Er nahm also eines Tages die Haut und machte sich auf den Weg. Dabei mußte er über einen Berg, und als er oben war und hinunterschaute, sah er in einem Tale vier Räuber hinter einem Felsblock sitzen und Dukaten zählen. Wie er das erblickte, warf er die Ochsenhaut auf den Wegrain, ergriff einen Knüppel und drosch damit die Haut, daß es nur so klatschte. Dabei schrie er: »Jao! jao! nicht mir die Prügel, sondern denen da unten, die die Dukaten zählen!« – Als die Räuber dies hörten, erschraken sie so heftig, daß sie schleunigst davon liefen und die Dukaten liegen ließen. Er warf nun die Haut in einen Ponor, stieg ins Tal, suchte die Dukaten zusammen und trug sie vergnügt heim, wo er sie seinen Brüdern vorzeigte. – »Wo hast du denn das viele Geld her?« fragten diese verblüfft, und er antwortete: »Ich habe meinen alten Ochsen geschlachtet, die Haut nach Livno getragen und dort jedes Haar um einen Dukaten verkauft. Schade, daß der alte Ochs nicht mehr viel Haare gehabt hat.« – Diese Auskunft ließ die beiden klugen Brüder nicht ruhen, und sie kamen überein all ihr Vieh zu schlachten und die Häute nach Livno zu bringen. Gedacht, getan! In Livno luden sie die Häute von den Tragtieren bei einem Hadschi ab, den sie als Fellhändler kannten. »Was kostet’s, Rajah?« fragte sie der Hadschi. – »Jedes Haar einen Dukaten!« lautete die Antwort. »Ihr seid wohl Propheten, daß ihr eine ganz neue Ordnung einführen wollt«, meinte der Hadschi, ergriff dann einen Ochsenziemer, seine Diener taten desgleichen, und flugs lagen die beiden draußen auf der Straße. Sie hatten es so eilig heim zu kommen, daß sie sogar ihre Häute vergaßen. Zu Hause fielen sie über den dritten her: »Du hast uns schön angeführt; nun aber ist es aus mit dir, wir bringen dich um!« – »Das wäre mir gar nicht recht«, sagte das Dummerl, »wenn ihr aber durchaus jemanden umbringen wollt, so schlagt mein Weib tot.

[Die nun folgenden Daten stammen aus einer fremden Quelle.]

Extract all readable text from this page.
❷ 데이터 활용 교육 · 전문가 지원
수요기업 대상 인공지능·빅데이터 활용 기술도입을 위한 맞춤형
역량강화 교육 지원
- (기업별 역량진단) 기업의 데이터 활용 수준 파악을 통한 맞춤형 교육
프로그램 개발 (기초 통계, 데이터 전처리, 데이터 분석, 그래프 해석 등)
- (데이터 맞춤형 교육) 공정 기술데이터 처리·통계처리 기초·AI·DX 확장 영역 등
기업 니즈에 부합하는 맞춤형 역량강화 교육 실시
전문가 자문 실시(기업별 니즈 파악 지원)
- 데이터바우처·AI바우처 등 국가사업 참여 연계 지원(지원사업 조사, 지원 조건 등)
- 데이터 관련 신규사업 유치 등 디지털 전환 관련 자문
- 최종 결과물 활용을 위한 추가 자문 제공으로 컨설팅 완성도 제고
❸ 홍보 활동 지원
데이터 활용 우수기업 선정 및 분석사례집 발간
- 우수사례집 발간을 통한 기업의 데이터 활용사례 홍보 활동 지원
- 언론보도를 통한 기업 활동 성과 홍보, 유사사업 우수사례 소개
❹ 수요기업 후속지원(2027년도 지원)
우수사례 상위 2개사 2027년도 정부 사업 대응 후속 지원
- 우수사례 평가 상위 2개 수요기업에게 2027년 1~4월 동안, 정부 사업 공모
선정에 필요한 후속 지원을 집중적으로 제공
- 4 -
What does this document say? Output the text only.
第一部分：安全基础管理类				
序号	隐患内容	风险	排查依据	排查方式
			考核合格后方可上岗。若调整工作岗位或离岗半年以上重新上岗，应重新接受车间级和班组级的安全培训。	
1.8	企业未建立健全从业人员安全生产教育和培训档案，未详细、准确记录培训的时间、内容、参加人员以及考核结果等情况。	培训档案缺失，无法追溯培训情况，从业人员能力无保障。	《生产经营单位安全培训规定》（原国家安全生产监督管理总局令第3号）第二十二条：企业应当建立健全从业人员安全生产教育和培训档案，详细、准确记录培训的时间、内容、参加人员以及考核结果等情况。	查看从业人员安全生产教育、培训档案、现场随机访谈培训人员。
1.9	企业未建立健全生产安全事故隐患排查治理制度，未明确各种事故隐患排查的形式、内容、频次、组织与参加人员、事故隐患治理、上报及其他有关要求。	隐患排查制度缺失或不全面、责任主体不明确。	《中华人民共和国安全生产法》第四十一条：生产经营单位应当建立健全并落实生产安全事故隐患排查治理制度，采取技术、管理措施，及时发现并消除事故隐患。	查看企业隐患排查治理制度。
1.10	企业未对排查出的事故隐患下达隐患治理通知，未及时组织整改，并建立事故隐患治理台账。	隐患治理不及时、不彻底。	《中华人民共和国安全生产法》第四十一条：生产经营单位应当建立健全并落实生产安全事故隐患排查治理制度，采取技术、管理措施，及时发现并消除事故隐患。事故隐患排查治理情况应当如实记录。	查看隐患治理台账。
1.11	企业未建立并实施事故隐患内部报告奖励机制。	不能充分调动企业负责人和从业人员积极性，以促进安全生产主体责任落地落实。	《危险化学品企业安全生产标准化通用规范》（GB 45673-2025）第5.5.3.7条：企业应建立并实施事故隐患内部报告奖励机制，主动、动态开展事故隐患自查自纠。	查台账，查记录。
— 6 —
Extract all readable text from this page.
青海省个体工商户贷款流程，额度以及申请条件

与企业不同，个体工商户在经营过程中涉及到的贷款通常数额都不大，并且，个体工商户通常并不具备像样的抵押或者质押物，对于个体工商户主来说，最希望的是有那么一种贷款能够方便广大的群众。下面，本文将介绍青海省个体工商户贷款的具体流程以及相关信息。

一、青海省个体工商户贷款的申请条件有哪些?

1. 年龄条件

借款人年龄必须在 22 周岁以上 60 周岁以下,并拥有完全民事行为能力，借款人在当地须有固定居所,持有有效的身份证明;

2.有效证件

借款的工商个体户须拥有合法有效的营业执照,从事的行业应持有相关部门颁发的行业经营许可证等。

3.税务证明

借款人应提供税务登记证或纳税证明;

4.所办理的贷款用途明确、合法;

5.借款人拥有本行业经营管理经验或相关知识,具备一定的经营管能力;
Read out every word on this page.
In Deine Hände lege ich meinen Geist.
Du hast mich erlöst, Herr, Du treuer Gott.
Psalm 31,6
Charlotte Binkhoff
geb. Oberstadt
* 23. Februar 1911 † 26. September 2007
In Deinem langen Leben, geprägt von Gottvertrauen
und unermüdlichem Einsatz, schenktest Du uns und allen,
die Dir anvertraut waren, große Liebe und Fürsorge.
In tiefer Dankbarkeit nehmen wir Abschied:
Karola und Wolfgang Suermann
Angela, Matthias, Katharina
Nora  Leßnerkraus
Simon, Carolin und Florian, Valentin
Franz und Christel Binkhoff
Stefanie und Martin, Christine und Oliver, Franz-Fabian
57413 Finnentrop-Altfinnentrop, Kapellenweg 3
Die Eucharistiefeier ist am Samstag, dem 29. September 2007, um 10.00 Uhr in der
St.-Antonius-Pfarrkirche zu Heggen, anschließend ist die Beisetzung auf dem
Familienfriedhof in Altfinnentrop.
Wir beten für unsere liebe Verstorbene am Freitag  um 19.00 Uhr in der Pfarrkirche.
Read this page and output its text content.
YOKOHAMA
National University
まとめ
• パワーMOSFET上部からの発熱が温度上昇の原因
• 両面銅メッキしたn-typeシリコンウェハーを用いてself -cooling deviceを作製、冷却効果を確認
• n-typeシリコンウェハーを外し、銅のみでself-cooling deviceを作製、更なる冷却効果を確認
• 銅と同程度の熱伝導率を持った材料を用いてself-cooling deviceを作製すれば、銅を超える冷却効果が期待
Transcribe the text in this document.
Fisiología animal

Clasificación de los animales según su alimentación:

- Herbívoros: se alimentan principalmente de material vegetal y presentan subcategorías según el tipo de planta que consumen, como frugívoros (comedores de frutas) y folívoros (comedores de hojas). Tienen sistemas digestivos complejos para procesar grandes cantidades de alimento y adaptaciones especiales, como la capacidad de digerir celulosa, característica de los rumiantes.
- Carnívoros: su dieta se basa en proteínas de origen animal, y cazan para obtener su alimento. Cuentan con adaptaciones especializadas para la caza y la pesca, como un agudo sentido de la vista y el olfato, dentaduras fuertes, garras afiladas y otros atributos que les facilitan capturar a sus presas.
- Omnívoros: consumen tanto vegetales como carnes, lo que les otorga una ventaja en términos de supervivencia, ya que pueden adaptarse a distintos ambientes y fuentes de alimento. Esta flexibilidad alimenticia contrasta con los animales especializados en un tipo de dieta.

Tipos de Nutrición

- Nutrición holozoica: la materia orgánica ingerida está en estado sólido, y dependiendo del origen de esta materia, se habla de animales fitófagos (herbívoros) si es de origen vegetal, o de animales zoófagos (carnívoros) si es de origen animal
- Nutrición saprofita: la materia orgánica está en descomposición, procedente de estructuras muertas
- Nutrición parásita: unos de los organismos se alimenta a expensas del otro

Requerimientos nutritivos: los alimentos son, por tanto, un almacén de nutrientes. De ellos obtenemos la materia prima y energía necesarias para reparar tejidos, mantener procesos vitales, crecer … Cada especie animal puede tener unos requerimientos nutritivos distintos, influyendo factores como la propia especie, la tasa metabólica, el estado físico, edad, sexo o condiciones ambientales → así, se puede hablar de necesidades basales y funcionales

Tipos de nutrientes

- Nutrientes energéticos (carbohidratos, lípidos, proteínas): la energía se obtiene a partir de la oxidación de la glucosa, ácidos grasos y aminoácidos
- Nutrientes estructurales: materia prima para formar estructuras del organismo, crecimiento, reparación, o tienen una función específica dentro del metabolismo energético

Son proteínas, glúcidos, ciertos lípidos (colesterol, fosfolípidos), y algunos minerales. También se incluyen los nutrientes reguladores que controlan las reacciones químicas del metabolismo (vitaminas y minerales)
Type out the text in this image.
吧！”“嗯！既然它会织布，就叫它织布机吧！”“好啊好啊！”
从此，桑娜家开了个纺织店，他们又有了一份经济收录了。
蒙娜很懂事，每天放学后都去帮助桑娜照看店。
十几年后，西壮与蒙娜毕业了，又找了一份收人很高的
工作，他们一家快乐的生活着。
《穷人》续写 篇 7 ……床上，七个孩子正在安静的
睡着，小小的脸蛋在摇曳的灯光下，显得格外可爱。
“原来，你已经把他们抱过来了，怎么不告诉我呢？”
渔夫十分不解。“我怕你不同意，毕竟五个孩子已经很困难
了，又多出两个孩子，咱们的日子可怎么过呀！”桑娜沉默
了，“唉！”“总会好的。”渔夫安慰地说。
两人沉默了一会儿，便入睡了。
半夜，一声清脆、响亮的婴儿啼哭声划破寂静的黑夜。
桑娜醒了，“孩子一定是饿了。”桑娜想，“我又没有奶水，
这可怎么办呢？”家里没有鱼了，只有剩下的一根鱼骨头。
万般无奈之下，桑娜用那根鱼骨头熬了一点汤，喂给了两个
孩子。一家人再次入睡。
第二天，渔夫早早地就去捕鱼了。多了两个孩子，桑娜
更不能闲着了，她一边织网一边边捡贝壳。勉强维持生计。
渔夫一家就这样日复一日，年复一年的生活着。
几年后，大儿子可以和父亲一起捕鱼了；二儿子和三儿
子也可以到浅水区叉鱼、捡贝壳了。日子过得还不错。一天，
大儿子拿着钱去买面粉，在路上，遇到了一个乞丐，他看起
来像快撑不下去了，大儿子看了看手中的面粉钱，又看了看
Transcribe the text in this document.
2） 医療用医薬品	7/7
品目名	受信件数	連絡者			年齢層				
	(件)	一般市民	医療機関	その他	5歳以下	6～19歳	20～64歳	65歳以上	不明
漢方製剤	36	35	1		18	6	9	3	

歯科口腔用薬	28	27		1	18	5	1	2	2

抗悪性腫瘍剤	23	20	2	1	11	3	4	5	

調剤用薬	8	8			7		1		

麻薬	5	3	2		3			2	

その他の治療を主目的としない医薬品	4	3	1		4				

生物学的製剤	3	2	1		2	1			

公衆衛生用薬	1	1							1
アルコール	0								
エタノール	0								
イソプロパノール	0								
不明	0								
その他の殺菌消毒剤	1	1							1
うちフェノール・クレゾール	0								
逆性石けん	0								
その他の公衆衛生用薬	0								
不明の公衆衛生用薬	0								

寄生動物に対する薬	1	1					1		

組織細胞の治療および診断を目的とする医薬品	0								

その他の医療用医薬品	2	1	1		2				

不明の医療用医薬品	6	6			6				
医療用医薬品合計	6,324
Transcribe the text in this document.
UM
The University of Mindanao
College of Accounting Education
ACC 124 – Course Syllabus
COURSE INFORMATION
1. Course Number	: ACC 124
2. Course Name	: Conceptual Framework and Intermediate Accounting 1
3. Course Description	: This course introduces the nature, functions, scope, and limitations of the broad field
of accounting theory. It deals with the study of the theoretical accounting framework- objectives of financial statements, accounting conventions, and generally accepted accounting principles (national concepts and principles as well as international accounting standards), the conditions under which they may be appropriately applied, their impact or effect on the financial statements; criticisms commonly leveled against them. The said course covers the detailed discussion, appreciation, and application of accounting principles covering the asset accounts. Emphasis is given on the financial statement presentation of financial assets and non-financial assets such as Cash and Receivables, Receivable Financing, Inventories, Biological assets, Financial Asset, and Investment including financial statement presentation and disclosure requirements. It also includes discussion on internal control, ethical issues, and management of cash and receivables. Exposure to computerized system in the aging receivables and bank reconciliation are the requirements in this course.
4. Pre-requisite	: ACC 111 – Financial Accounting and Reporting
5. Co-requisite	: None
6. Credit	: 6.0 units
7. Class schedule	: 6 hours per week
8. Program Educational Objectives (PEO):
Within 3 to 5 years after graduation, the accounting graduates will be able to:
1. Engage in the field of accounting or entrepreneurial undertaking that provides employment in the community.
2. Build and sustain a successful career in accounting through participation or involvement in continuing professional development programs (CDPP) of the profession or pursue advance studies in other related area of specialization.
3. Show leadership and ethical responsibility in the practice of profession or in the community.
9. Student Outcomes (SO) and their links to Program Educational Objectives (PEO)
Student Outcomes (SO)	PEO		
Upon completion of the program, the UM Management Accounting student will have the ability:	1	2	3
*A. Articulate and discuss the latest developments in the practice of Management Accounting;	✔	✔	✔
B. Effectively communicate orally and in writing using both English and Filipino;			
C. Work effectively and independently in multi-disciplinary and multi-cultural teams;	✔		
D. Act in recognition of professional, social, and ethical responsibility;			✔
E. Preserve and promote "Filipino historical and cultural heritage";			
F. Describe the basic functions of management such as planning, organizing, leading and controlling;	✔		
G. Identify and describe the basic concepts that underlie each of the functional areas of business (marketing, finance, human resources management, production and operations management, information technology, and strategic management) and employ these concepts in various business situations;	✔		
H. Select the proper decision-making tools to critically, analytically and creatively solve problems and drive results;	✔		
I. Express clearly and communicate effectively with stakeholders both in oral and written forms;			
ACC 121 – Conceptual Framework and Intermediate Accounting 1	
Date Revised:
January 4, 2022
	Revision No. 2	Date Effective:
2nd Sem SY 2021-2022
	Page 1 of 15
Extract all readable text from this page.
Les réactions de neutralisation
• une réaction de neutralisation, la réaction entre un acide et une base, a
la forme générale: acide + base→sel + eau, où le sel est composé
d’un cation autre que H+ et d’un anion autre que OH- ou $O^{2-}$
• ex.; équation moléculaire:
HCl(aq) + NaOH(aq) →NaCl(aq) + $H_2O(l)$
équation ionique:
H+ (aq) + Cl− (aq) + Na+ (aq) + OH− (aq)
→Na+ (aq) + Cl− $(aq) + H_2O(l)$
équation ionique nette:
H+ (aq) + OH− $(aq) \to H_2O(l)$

Es ist nichts besonderes an ihr, und ich bekomme schon wieder eine andere.«
Die Brüder gingen auf den Vorschlag ein. Der Dummian nahm nun das tote Weib, zog es schön an, setzte es aufs Pferd, so als ob sie lebend wäre, nahm das Pferd am Halfter und ging nach Livno. Auf halbem Wege blieb er vor einer Herberge stehen, um dort zu übernachten. »Guten Abend, Hadschi«, sagte er zum Wirte. Dieser erwiderte: »Möge uns Gott Gutes bescheren, Rajah!« – »Willst du uns übernachten lassen und kann mein Weib für sich eine Kammer haben?« – »Das kann sie schon haben«, versetzte der Hadschi. Da es recht kotig war, nahm der Dummian das Weib auf die Schulter, so als wolle er ihren Sonntagsstaat schonen, und trug sie hinauf in die Kammer, lehnte sie dort an die Wand und sperrte die Türe. Dann ging er hinunter zu den Männern und verzehrte sein Abendessen. Hierauf gab ihm der Hadschi eine volle Schüssel und hieß ihn, sie seinem Weibe hinauftragen. Er tat das, und da er immer bei gutem Appetit war, aß er auch diese leer, trug sie wieder hinunter und sagte: »Sehr gut hat es meinem Weibe geschmeckt«.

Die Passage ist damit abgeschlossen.